Here, the autopsy photographs are relevant to determining whether Heather Miller's injury would have become obvious through medical monitoring. They are further relevant to assist the jury in evaluating expert witnesses offered by each side that reach opposite conclusions on that very question. See United States v. Oldman , 979 F.3d 1234, 1250 (10th Cir. 2020) ("District courts ... typically have discretion to admit graphic photos that add relevant detail or support relevant medical testimony."); see also United States v. Naranjo , 710 F.2d 1465, 1468-69 (10th Cir. 1983) (admitting photos to assist in autopsy testimony); Jackson v. Shanks , 143 F.3d 1313, 1322 (10th Cir. 1998) ("Though admittedly unpleasant, the photographs illuminated and clarified the forensic pathologist's testimony."). Therefore, the evidence is probative.
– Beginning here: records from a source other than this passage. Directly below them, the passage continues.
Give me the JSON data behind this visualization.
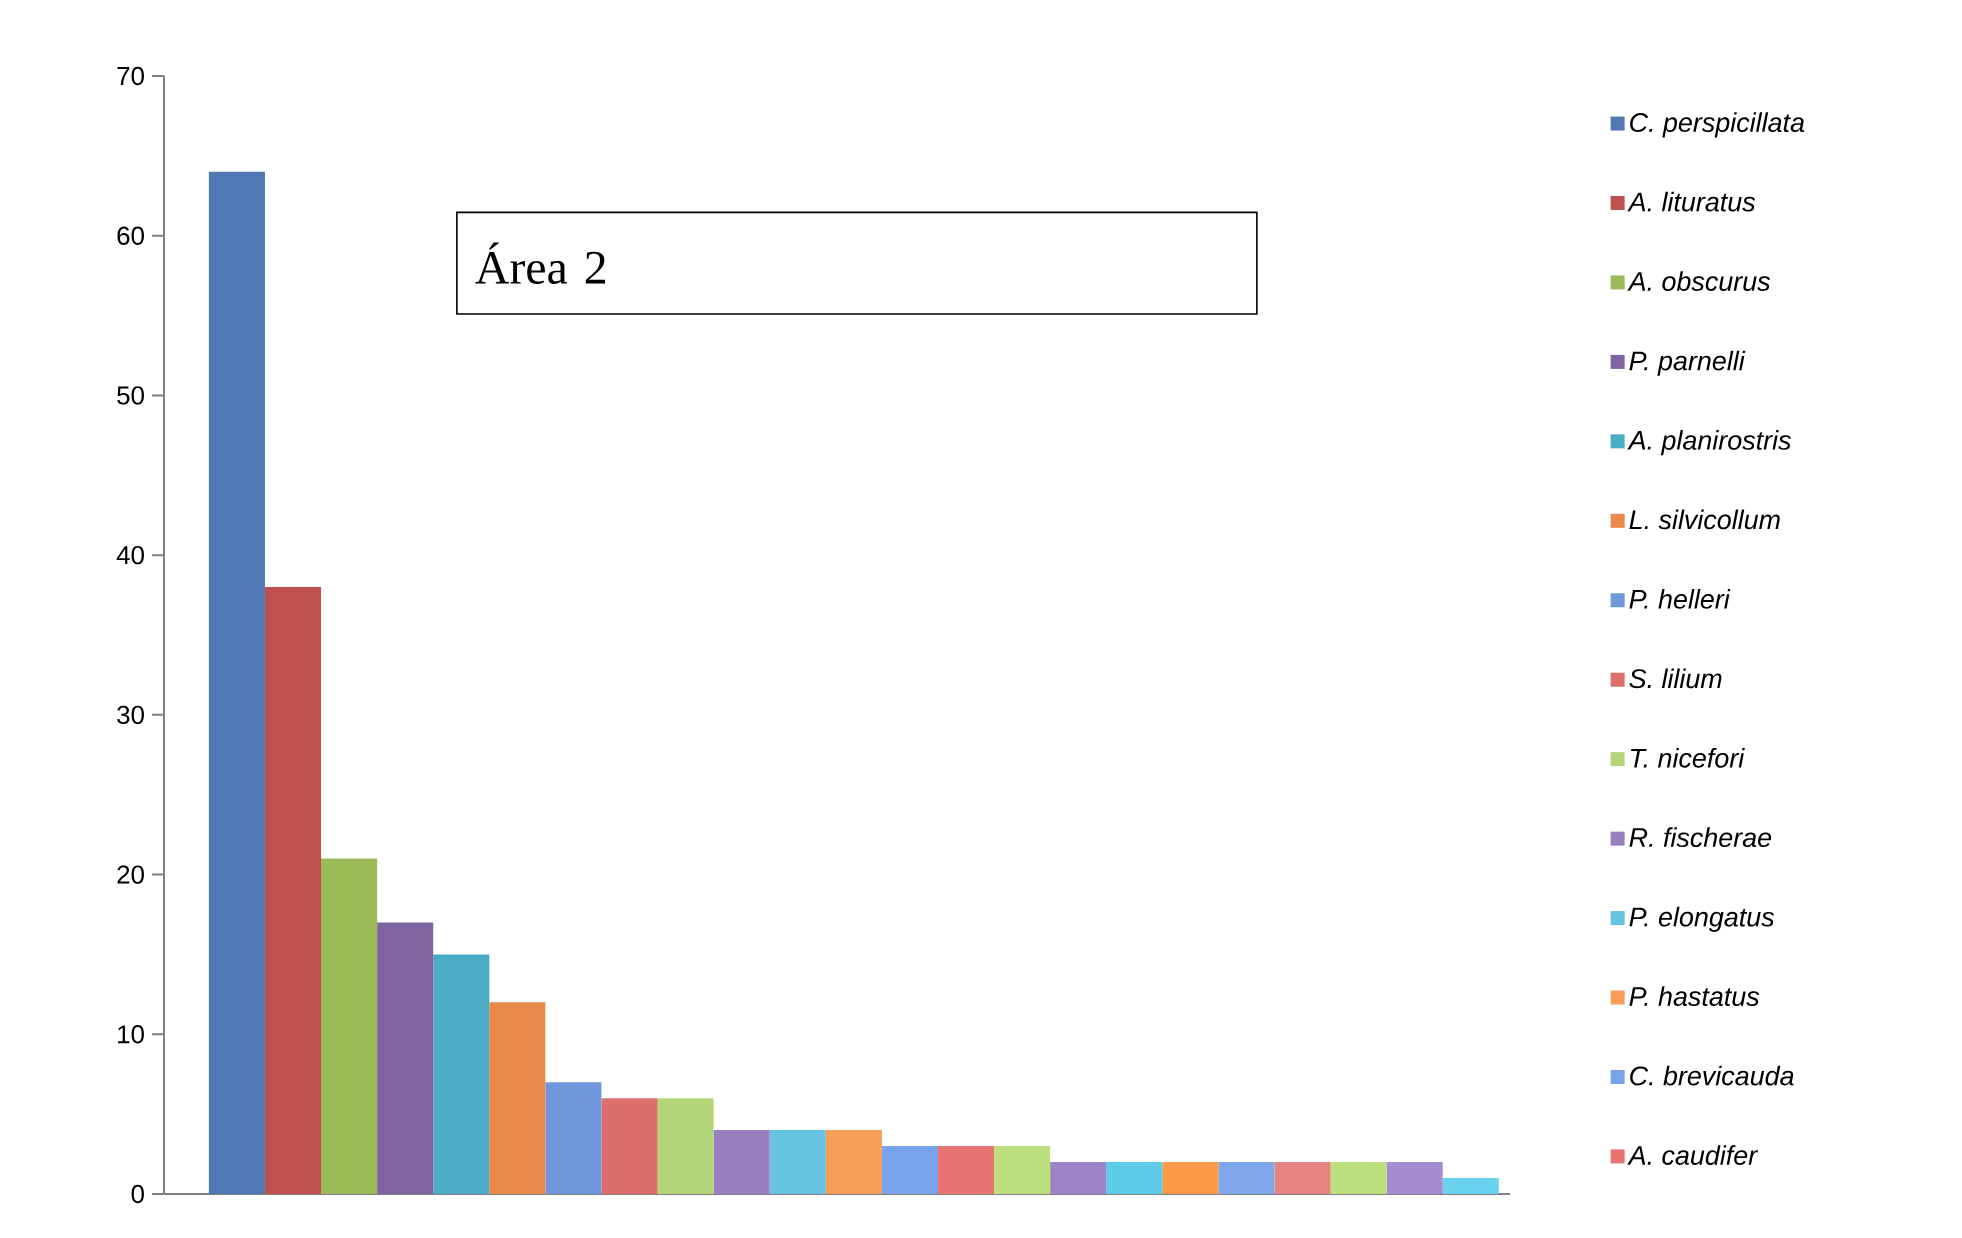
{
  "chart_data": {
    "type": "bar",
    "title": "Área 2",
    "categories": [
      null,
      null,
      null,
      null,
      null,
      null,
      null,
      null,
      null,
      null,
      null,
      null,
      null,
      null,
      null,
      null,
      null,
      null,
      null,
      null,
      null,
      null,
      null
    ],
    "stacked": true,
    "ylim": [
      0,
      70
    ],
    "yticks": [
      0,
      10,
      20,
      30,
      40,
      50,
      60,
      70
    ],
    "legend": "right",
    "series": [
      {
        "name": "C. perspicillata",
        "color": "#4f78b5",
        "values": [
          64,
          null,
          null,
          null,
          null,
          null,
          null,
          null,
          null,
          null,
          null,
          null,
          null,
          null,
          null,
          null,
          null,
          null,
          null,
          null,
          null,
          null,
          null
        ]
      },
      {
        "name": "A. lituratus",
        "color": "#c0504d",
        "values": [
          null,
          38,
          null,
          null,
          null,
          null,
          null,
          null,
          null,
          null,
          null,
          null,
          null,
          null,
          null,
          null,
          null,
          null,
          null,
          null,
          null,
          null,
          null
        ]
      },
      {
        "name": "A. obscurus",
        "color": "#9bbb59",
        "values": [
          null,
          null,
          21,
          null,
          null,
          null,
          null,
          null,
          null,
          null,
          null,
          null,
          null,
          null,
          null,
          null,
          null,
          null,
          null,
          null,
          null,
          null,
          null
        ]
      },
      {
        "name": "P. parnelli",
        "color": "#8064a2",
        "values": [
          null,
          null,
          null,
          17,
          null,
          null,
          null,
          null,
          null,
          null,
          null,
          null,
          null,
          null,
          null,
          null,
          null,
          null,
          null,
          null,
          null,
          null,
          null
        ]
      },
      {
        "name": "A. planirostris",
        "color": "#4bacc6",
        "values": [
          null,
          null,
          null,
          null,
          15,
          null,
          null,
          null,
          null,
          null,
          null,
          null,
          null,
          null,
          null,
          null,
          null,
          null,
          null,
          null,
          null,
          null,
          null
        ]
      },
      {
        "name": "L. silvicollum",
        "color": "#e88a4a",
        "values": [
          null,
          null,
          null,
          null,
          null,
          12,
          null,
          null,
          null,
          null,
          null,
          null,
          null,
          null,
          null,
          null,
          null,
          null,
          null,
          null,
          null,
          null,
          null
        ]
      },
      {
        "name": "P. helleri",
        "color": "#7097dc",
        "values": [
          null,
          null,
          null,
          null,
          null,
          null,
          7,
          null,
          null,
          null,
          null,
          null,
          null,
          null,
          null,
          null,
          null,
          null,
          null,
          null,
          null,
          null,
          null
        ]
      },
      {
        "name": "S. lilium",
        "color": "#dc6e6c",
        "values": [
          null,
          null,
          null,
          null,
          null,
          null,
          null,
          6,
          null,
          null,
          null,
          null,
          null,
          null,
          null,
          null,
          null,
          null,
          null,
          null,
          null,
          null,
          null
        ]
      },
      {
        "name": "T. nicefori",
        "color": "#b4d67a",
        "values": [
          null,
          null,
          null,
          null,
          null,
          null,
          null,
          null,
          6,
          null,
          null,
          null,
          null,
          null,
          null,
          null,
          null,
          null,
          null,
          null,
          null,
          null,
          null
        ]
      },
      {
        "name": "R. fischerae",
        "color": "#9a80c0",
        "values": [
          null,
          null,
          null,
          null,
          null,
          null,
          null,
          null,
          null,
          4,
          null,
          null,
          null,
          null,
          null,
          null,
          null,
          null,
          null,
          null,
          null,
          null,
          null
        ]
      },
      {
        "name": "P. elongatus",
        "color": "#66c4e0",
        "values": [
          null,
          null,
          null,
          null,
          null,
          null,
          null,
          null,
          null,
          null,
          4,
          null,
          null,
          null,
          null,
          null,
          null,
          null,
          null,
          null,
          null,
          null,
          null
        ]
      },
      {
        "name": "P. hastatus",
        "color": "#f89c5a",
        "values": [
          null,
          null,
          null,
          null,
          null,
          null,
          null,
          null,
          null,
          null,
          null,
          4,
          null,
          null,
          null,
          null,
          null,
          null,
          null,
          null,
          null,
          null,
          null
        ]
      },
      {
        "name": "C. brevicauda",
        "color": "#78a2ea",
        "values": [
          null,
          null,
          null,
          null,
          null,
          null,
          null,
          null,
          null,
          null,
          null,
          null,
          3,
          null,
          null,
          null,
          null,
          null,
          null,
          null,
          null,
          null,
          null
        ]
      },
      {
        "name": "A. caudifer",
        "color": "#e87472",
        "values": [
          null,
          null,
          null,
          null,
          null,
          null,
          null,
          null,
          null,
          null,
          null,
          null,
          null,
          3,
          null,
          null,
          null,
          null,
          null,
          null,
          null,
          null,
          null
        ]
      },
      {
        "color": "#bde07e",
        "values": [
          null,
          null,
          null,
          null,
          null,
          null,
          null,
          null,
          null,
          null,
          null,
          null,
          null,
          null,
          3,
          null,
          null,
          null,
          null,
          null,
          null,
          null,
          null
        ]
      },
      {
        "color": "#9c82c6",
        "values": [
          null,
          null,
          null,
          null,
          null,
          null,
          null,
          null,
          null,
          null,
          null,
          null,
          null,
          null,
          null,
          2,
          null,
          null,
          null,
          null,
          null,
          null,
          null
        ]
      },
      {
        "color": "#5ccbe8",
        "values": [
          null,
          null,
          null,
          null,
          null,
          null,
          null,
          null,
          null,
          null,
          null,
          null,
          null,
          null,
          null,
          null,
          2,
          null,
          null,
          null,
          null,
          null,
          null
        ]
      },
      {
        "color": "#fb9a48",
        "values": [
          null,
          null,
          null,
          null,
          null,
          null,
          null,
          null,
          null,
          null,
          null,
          null,
          null,
          null,
          null,
          null,
          null,
          2,
          null,
          null,
          null,
          null,
          null
        ]
      },
      {
        "color": "#80a6ec",
        "values": [
          null,
          null,
          null,
          null,
          null,
          null,
          null,
          null,
          null,
          null,
          null,
          null,
          null,
          null,
          null,
          null,
          null,
          null,
          2,
          null,
          null,
          null,
          null
        ]
      },
      {
        "color": "#e88280",
        "values": [
          null,
          null,
          null,
          null,
          null,
          null,
          null,
          null,
          null,
          null,
          null,
          null,
          null,
          null,
          null,
          null,
          null,
          null,
          null,
          2,
          null,
          null,
          null
        ]
      },
      {
        "color": "#bde07e",
        "values": [
          null,
          null,
          null,
          null,
          null,
          null,
          null,
          null,
          null,
          null,
          null,
          null,
          null,
          null,
          null,
          null,
          null,
          null,
          null,
          null,
          2,
          null,
          null
        ]
      },
      {
        "color": "#a48cce",
        "values": [
          null,
          null,
          null,
          null,
          null,
          null,
          null,
          null,
          null,
          null,
          null,
          null,
          null,
          null,
          null,
          null,
          null,
          null,
          null,
          null,
          null,
          2,
          null
        ]
      },
      {
        "color": "#6ad2ee",
        "values": [
          null,
          null,
          null,
          null,
          null,
          null,
          null,
          null,
          null,
          null,
          null,
          null,
          null,
          null,
          null,
          null,
          null,
          null,
          null,
          null,
          null,
          null,
          1
        ]
      }
    ]
  }
}
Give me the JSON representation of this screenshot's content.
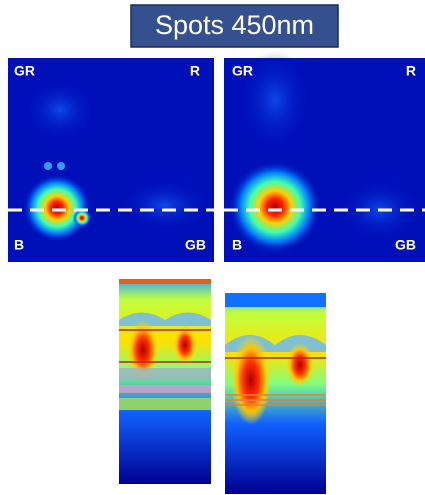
{
  "title": "Spots 450nm",
  "panels": [
    {
      "labels": {
        "top_left": "GR",
        "top_right": "R",
        "bottom_left": "B",
        "bottom_right": "GB"
      }
    },
    {
      "labels": {
        "top_left": "GR",
        "top_right": "R",
        "bottom_left": "B",
        "bottom_right": "GB"
      }
    }
  ]
}
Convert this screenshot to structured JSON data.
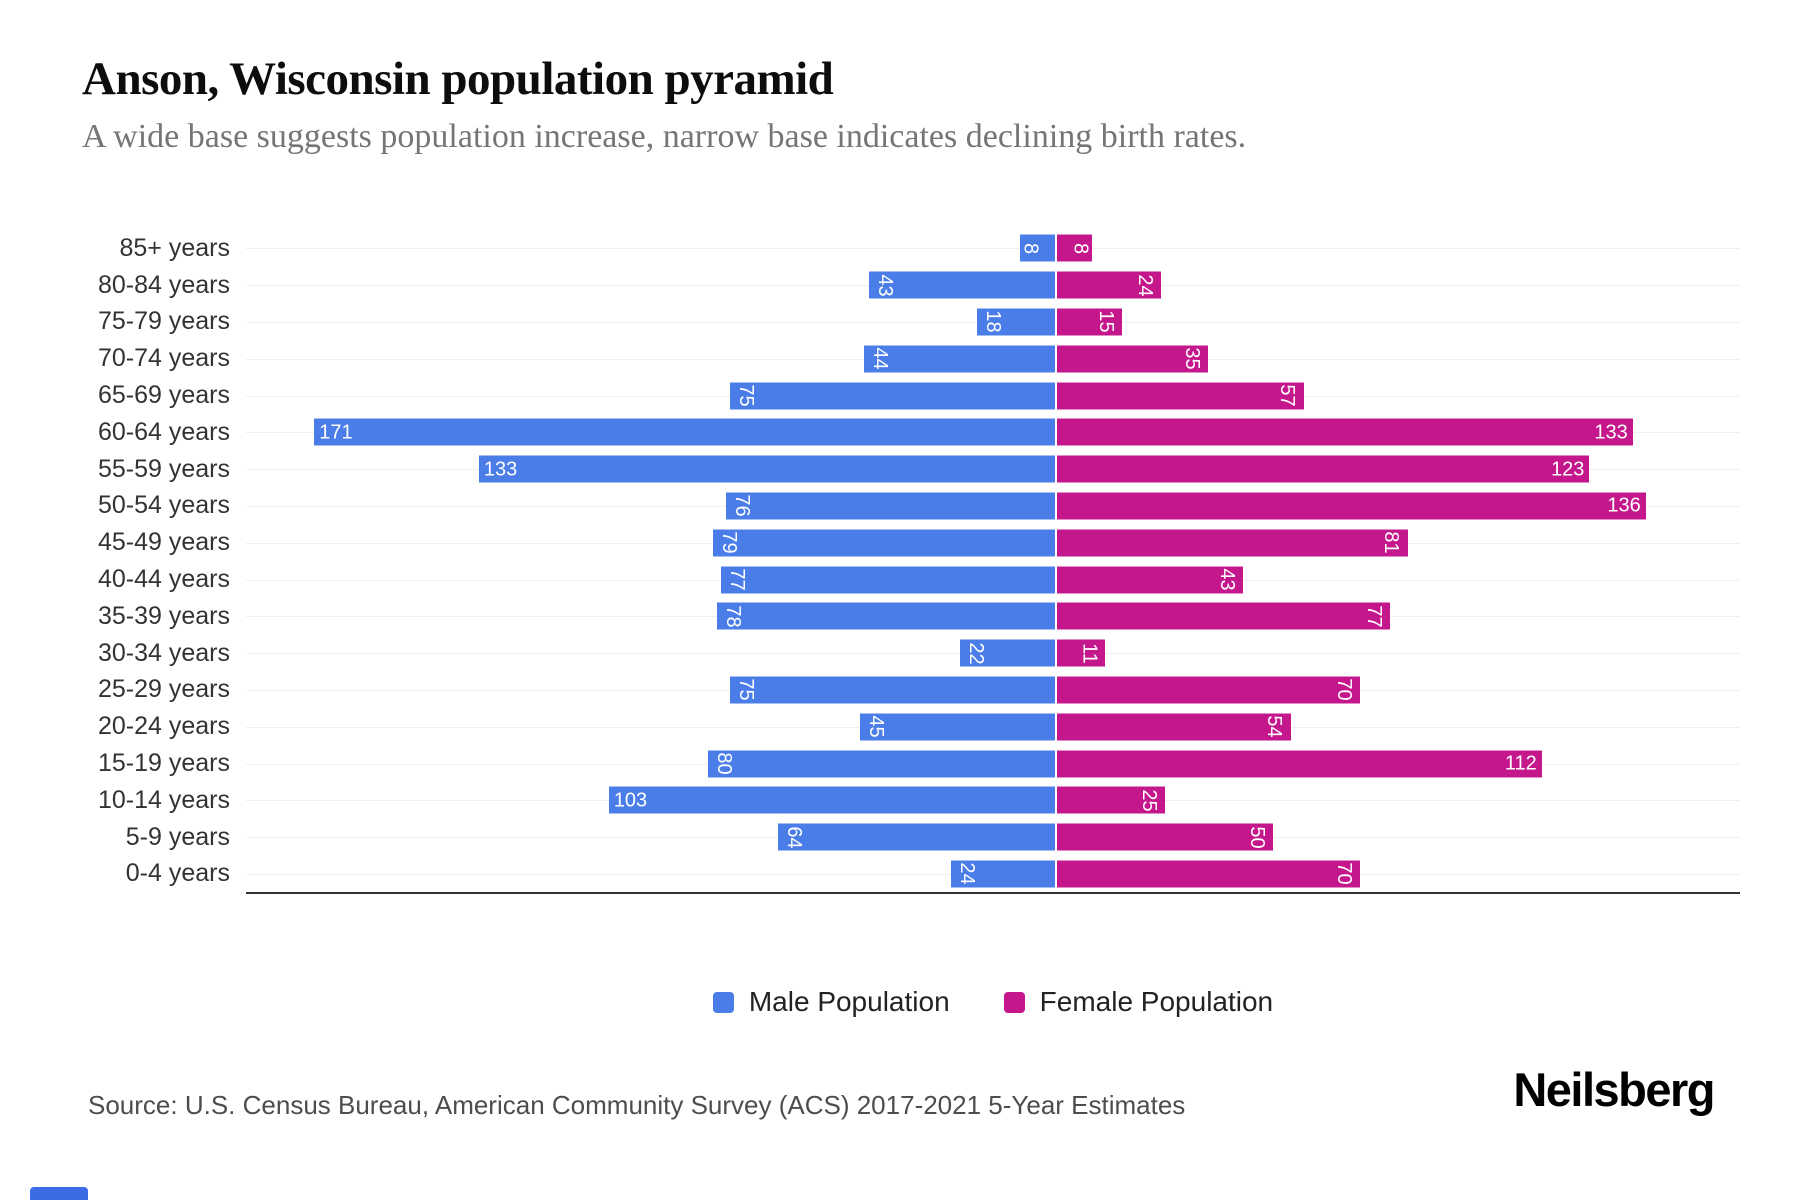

And the danger of unfair prejudice does not substantially outweigh the probative value of the evidence. The photographs of Heather Miller's spleen are not particularly gruesome. They contain no full body image of a deceased person. Rather, they include only an image of the specific body part at issue. Indeed, the photographs are more akin to an image found in a medical textbook than one depicting a gruesome bodily trauma. Accordingly, the court is not concerned that the photographs will trigger such an emotional response in jurors as to substantially outweigh their probative value.
And even if the photographs at issue were gruesome, "gruesomeness alone does not make photographs inadmissible." Naranjo , 710 F.2d at 1468. Rather, photographs must be "flagrantly or deliberately gruesome depictions" with little probative value in order for them to be inadmissible. Id. at 1469. These photographs do not meet that standard. Indeed, the Tenth Circuit has permitted significantly more graphic photographs. See, e.g. , United States v. Treas-Wilson , 3 F.3d 1406, 1410 (10th Cir. 1993) (admitting a photograph of a "stab wound below the victim's right ear and the deep incision across his neck"); Naranjo , 710 F.2d at 1468-69 (admitting photograph of individual shot in the face).
Finally, the court is not concerned about misleading the jury. Defendants argue that the photographs of the spleen are larger than scale and therefore will mislead the jury. But the images contain a scale. The court trusts that a jury can understand the concept of applying a scale. To the extent Defendants are concerned about this point, they can clarify the scale of the photographs through cross-examination.
Accordingly, the court DENIES Defendants’ motion in limine.